By 8:30 a.m., Moussa “Moose” Diaz had already put in a full day.
He awoke at the usual awful time: 2:40 a.m.22 That was the price he paid to work as an emergency medical technician in New York City while raising his family atop a mountain in upstate Monroe, New York. This would be Moose’s second day back at work after a three-week vacation, part of which he spent visiting Virginia with his wife, Ericka, a waitress, and their sons, eleven-year-old Greg and five-year-old Harrison.
Moose was thirty-six, nearly six feet tall, with a shaved head and soulful brown eyes. He had olive skin, inherited from his Cuban father and his Palestinian/Haitian mother. His mother had chosen his name, the Arabic equivalent of Moses. Calm and thoughtful, happiest with his family, Moose showered and dressed in his dark blue uniform with emt in white letters over his heart and fdny across his broad back. He moved silently through the darkened house to avoid waking Ericka and their boys.
Fortified by a protein shake, Moose slid into his 1993 Toyota Corolla and turned on the news radio station 1010 WINS. Still sleepy, he settled into his hour-and-fifteen-minute country-to-city commute to Crescent Street and Thirty-First Avenue in the New York City borough of Queens, home to Battalion 49, Astoria Station, ten miles across the East River from the Twin Towers.
Moose arrived early for his 5 a.m. to 1 p.m. shift at the EMTs’ cramped underground workplace, nicknamed without affection the Submarine. The good news was that Moose and his colleagues rarely spent much time inside; they served a working-class district of housing projects and factories with one of the heaviest emergency call volumes in the city. Some days it seemed as though everyone in Astoria dialed 9-1-1.
With more than an hour until sunrise, Moose went through a mandatory routine of making sure his ambulance, 45 Adam, had enough gas, plenty of bandages, and a working defibrillator. His trauma bag was stuffed with stethoscopes, gauze, and airway kits. At 5 a.m. sharp, Moose and his partner of two years, Paul Adams, logged on to the radio network so dispatchers would know they were ready, willing, and available.

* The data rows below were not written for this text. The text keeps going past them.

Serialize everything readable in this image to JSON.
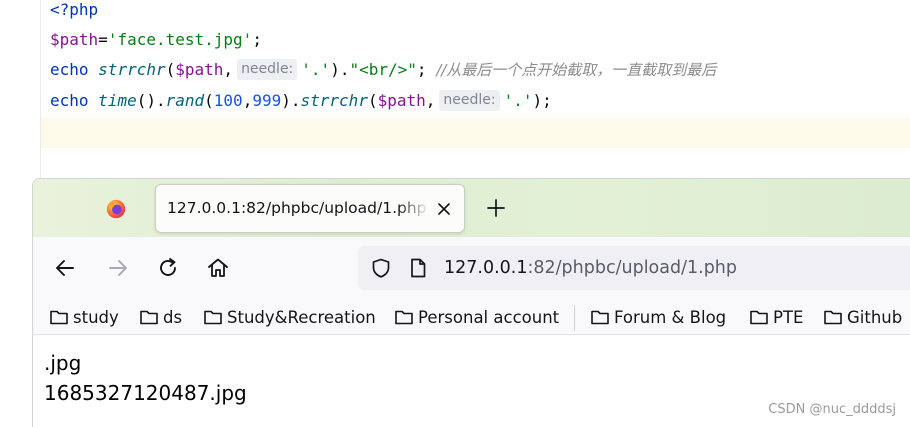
{
  "editor": {
    "line1": {
      "tag": "<?php"
    },
    "line2": {
      "var": "$path",
      "eq": "=",
      "str": "'face.test.jpg'",
      "semi": ";"
    },
    "line3": {
      "kw": "echo",
      "fn": "strrchr",
      "open": "(",
      "var": "$path",
      "comma": ",",
      "hint": "needle:",
      "arg": "'.'",
      "close": ")",
      "dot": ".",
      "str": "\"<br/>\"",
      "semi": ";",
      "comment": "//从最后一个点开始截取，一直截取到最后"
    },
    "line4": {
      "kw": "echo",
      "fn_time": "time",
      "parens": "()",
      "dot1": ".",
      "fn_rand": "rand",
      "open1": "(",
      "n1": "100",
      "comma1": ",",
      "n2": "999",
      "close1": ")",
      "dot2": ".",
      "fn_strrchr": "strrchr",
      "open2": "(",
      "var": "$path",
      "comma2": ",",
      "hint": "needle:",
      "arg": "'.'",
      "close2": ")",
      "semi": ";"
    }
  },
  "browser": {
    "tab": {
      "title": "127.0.0.1:82/phpbc/upload/1.php"
    },
    "url": {
      "host": "127.0.0.1",
      "rest": ":82/phpbc/upload/1.php"
    },
    "bookmarks": [
      {
        "label": "study"
      },
      {
        "label": "ds"
      },
      {
        "label": "Study&Recreation"
      },
      {
        "label": "Personal account"
      },
      {
        "label": "Forum & Blog"
      },
      {
        "label": "PTE"
      },
      {
        "label": "Github"
      }
    ],
    "output": {
      "line1": ".jpg",
      "line2": "1685327120487.jpg"
    }
  },
  "watermark": "CSDN @nuc_ddddsj",
  "colors": {
    "keyword": "#0033b3",
    "variable": "#871094",
    "function": "#00627a",
    "string": "#067d17",
    "number": "#1750eb",
    "comment": "#8c8c8c",
    "tabstrip": "#e3f0d6",
    "toolbar": "#f9f9fb",
    "urlbar": "#f0f0f4"
  },
  "icons": {
    "browser_logo": "firefox-icon",
    "tab_close": "close-icon",
    "new_tab": "plus-icon",
    "back": "arrow-left-icon",
    "forward": "arrow-right-icon",
    "reload": "reload-icon",
    "home": "home-icon",
    "tracking": "shield-icon",
    "site": "page-icon",
    "bookmark": "folder-icon"
  }
}
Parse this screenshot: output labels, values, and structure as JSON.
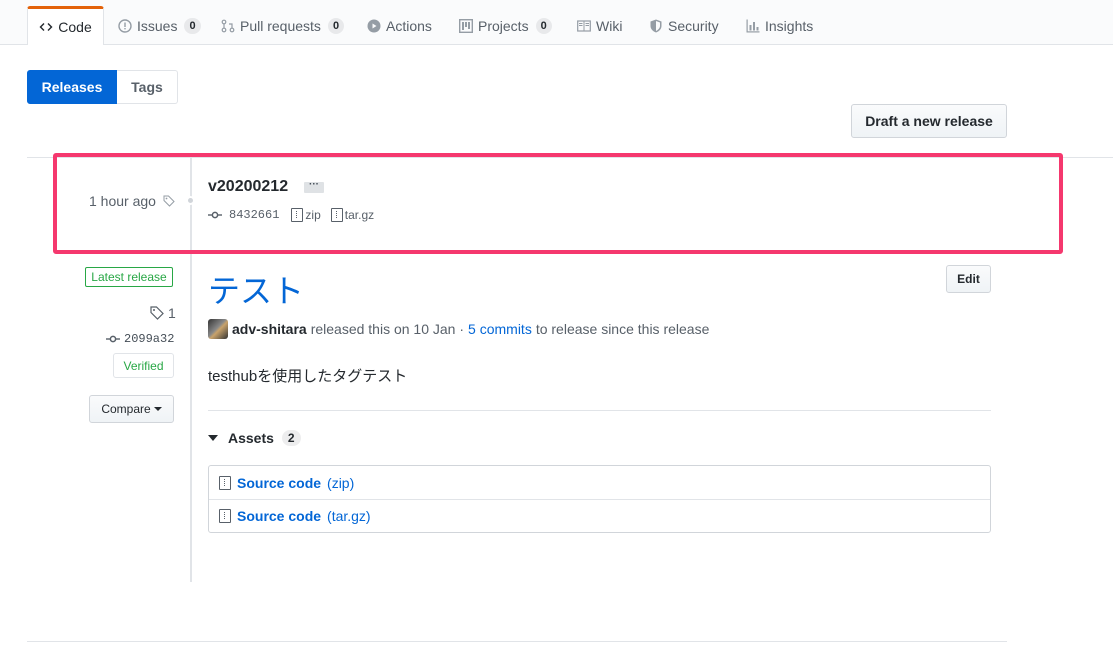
{
  "tabs": [
    {
      "label": "Code",
      "icon": "code-icon"
    },
    {
      "label": "Issues",
      "icon": "issue-icon",
      "count": "0"
    },
    {
      "label": "Pull requests",
      "icon": "pull-request-icon",
      "count": "0"
    },
    {
      "label": "Actions",
      "icon": "play-icon"
    },
    {
      "label": "Projects",
      "icon": "project-icon",
      "count": "0"
    },
    {
      "label": "Wiki",
      "icon": "book-icon"
    },
    {
      "label": "Security",
      "icon": "shield-icon"
    },
    {
      "label": "Insights",
      "icon": "graph-icon"
    }
  ],
  "subnav": {
    "releases": "Releases",
    "tags": "Tags"
  },
  "draft_button": "Draft a new release",
  "tag_row": {
    "time_ago": "1 hour ago",
    "tag_name": "v20200212",
    "ellipsis": "···",
    "commit": "8432661",
    "zip": "zip",
    "targz": "tar.gz"
  },
  "release": {
    "latest_label": "Latest release",
    "tag_count": "1",
    "commit_sha": "2099a32",
    "verified": "Verified",
    "compare": "Compare",
    "title": "テスト",
    "edit": "Edit",
    "author": "adv-shitara",
    "released_text": "released this on 10 Jan ·",
    "commits_link": "5 commits",
    "since_text": "to release since this release",
    "description": "testhubを使用したタグテスト",
    "assets_label": "Assets",
    "assets_count": "2",
    "assets": [
      {
        "name": "Source code",
        "ext": "(zip)"
      },
      {
        "name": "Source code",
        "ext": "(tar.gz)"
      }
    ]
  },
  "colors": {
    "accent": "#0366d6",
    "highlight": "#f5386e",
    "verified": "#28a745",
    "tab_active_border": "#e36209"
  }
}
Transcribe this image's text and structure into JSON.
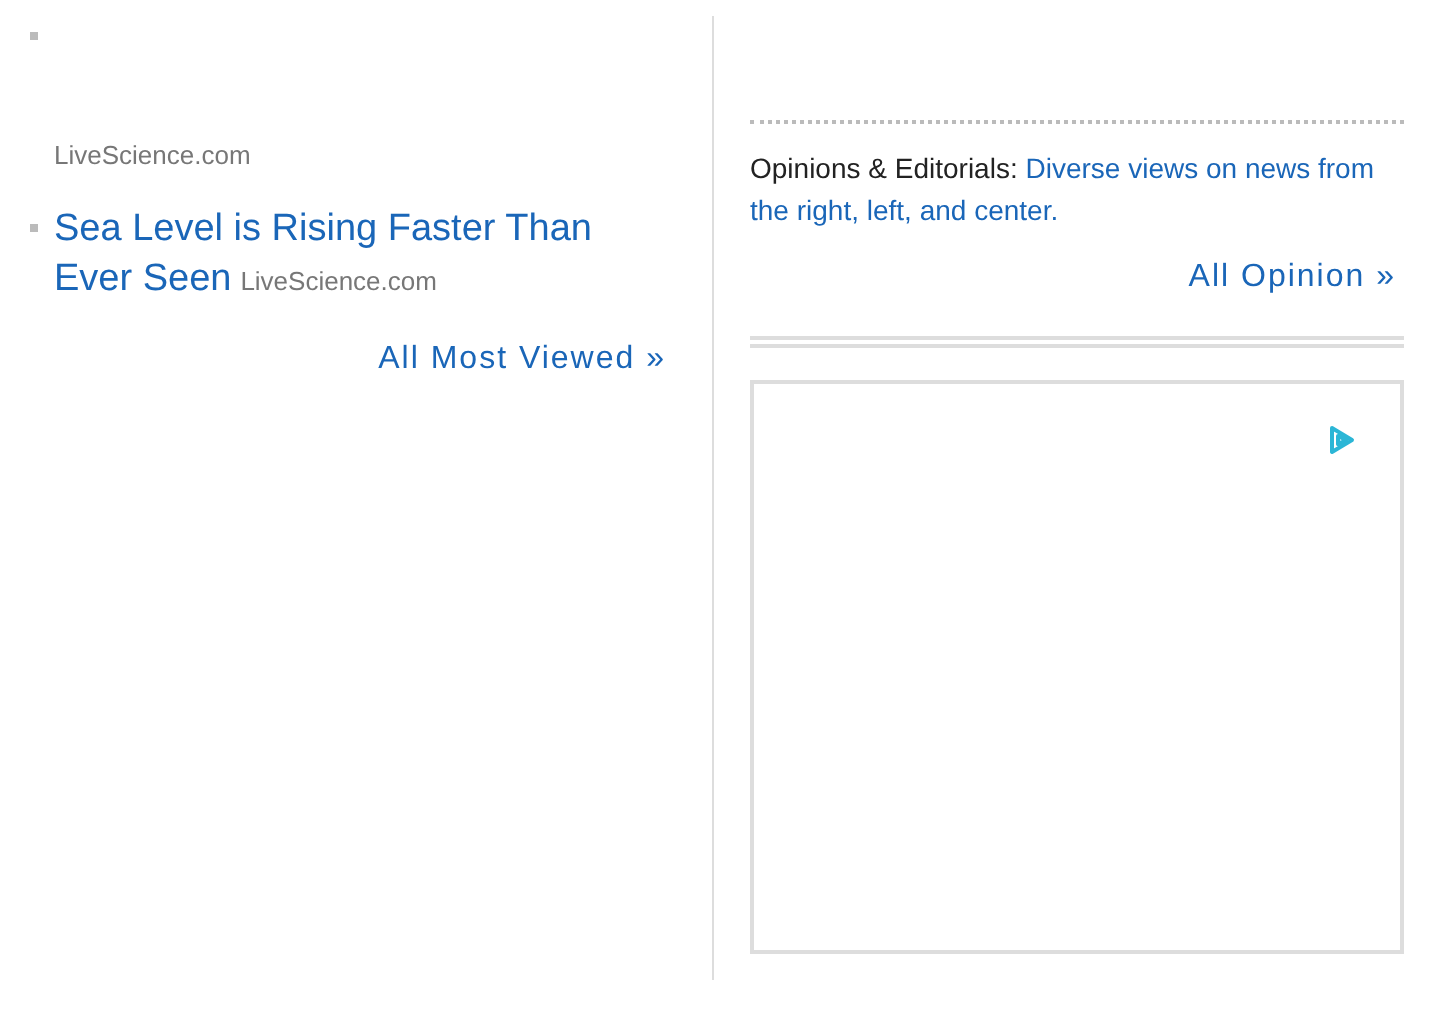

Paul was thirty-five, a powerfully built five foot nine with a crew cut and a wild edge: the yin to Moose’s tranquil yang. After his father’s death two decades earlier, Paul had emigrated to Queens from Glasgow, Sco
tland, with his mother and two younger sisters. Although he still spoke with a slight burr, Paul had become a full-throated New Yorker with a ready supply of profanities. Single, a city EMT for ten years, when he wasn’t working or playing pool, Paul could be found in the air, piloting small planes.
Moose and Paul piled into their ambulance for the day’s first call, a pregnant woman suffering from blood loss and a possible miscarriage. As a precaution, they called for backup from another Astoria crew, 49 Victor, an ambulance staffed by two paramedics: Roberto Abril and Cecilia Lillo’s husband, Carlos Lillo.
Moose felt especially glad to see Carlos, whom Moose considered a mentor. Carlos had been two years ahead of Moose at Long Island City High School, where Moose was a wrestler and Carlos captained the gymnastics team. When Moose first arrived on the job, other EMTs and paramedics kept a cool distance. Then one day in the station locker room, a high-pitched voice announced to all within earshot: “Oh my God. I can’t believe it—Moose is here!” Moose immediately became part of the squad.
Having delivered the pregnant woman to Elmhurst Hospital by 8:30 a.m., Moose and Paul stood near the hospital’s emergency room, waiting to get their paperwork signed. Carlos lingered nearby.
As he neared the Marriott, Ron Clifford felt the streets around him pulse with controlled chaos. On any given workday morning, a million or more23 people rushed about Lower Manhattan to command, serve, live in, or visit the main engine of the world’s financial system. Stock traders and executives, secretaries and technology whizzes, public servants and messengers, food servers and custodians, retail clerks and tourists jostled for position, all under the watchful eye of police officers, “New York’s Finest,” who patrolled in cars, on foot, and on horseback, and firefighters, “New York’s Bravest,” ready for whatever emergency the day might bring.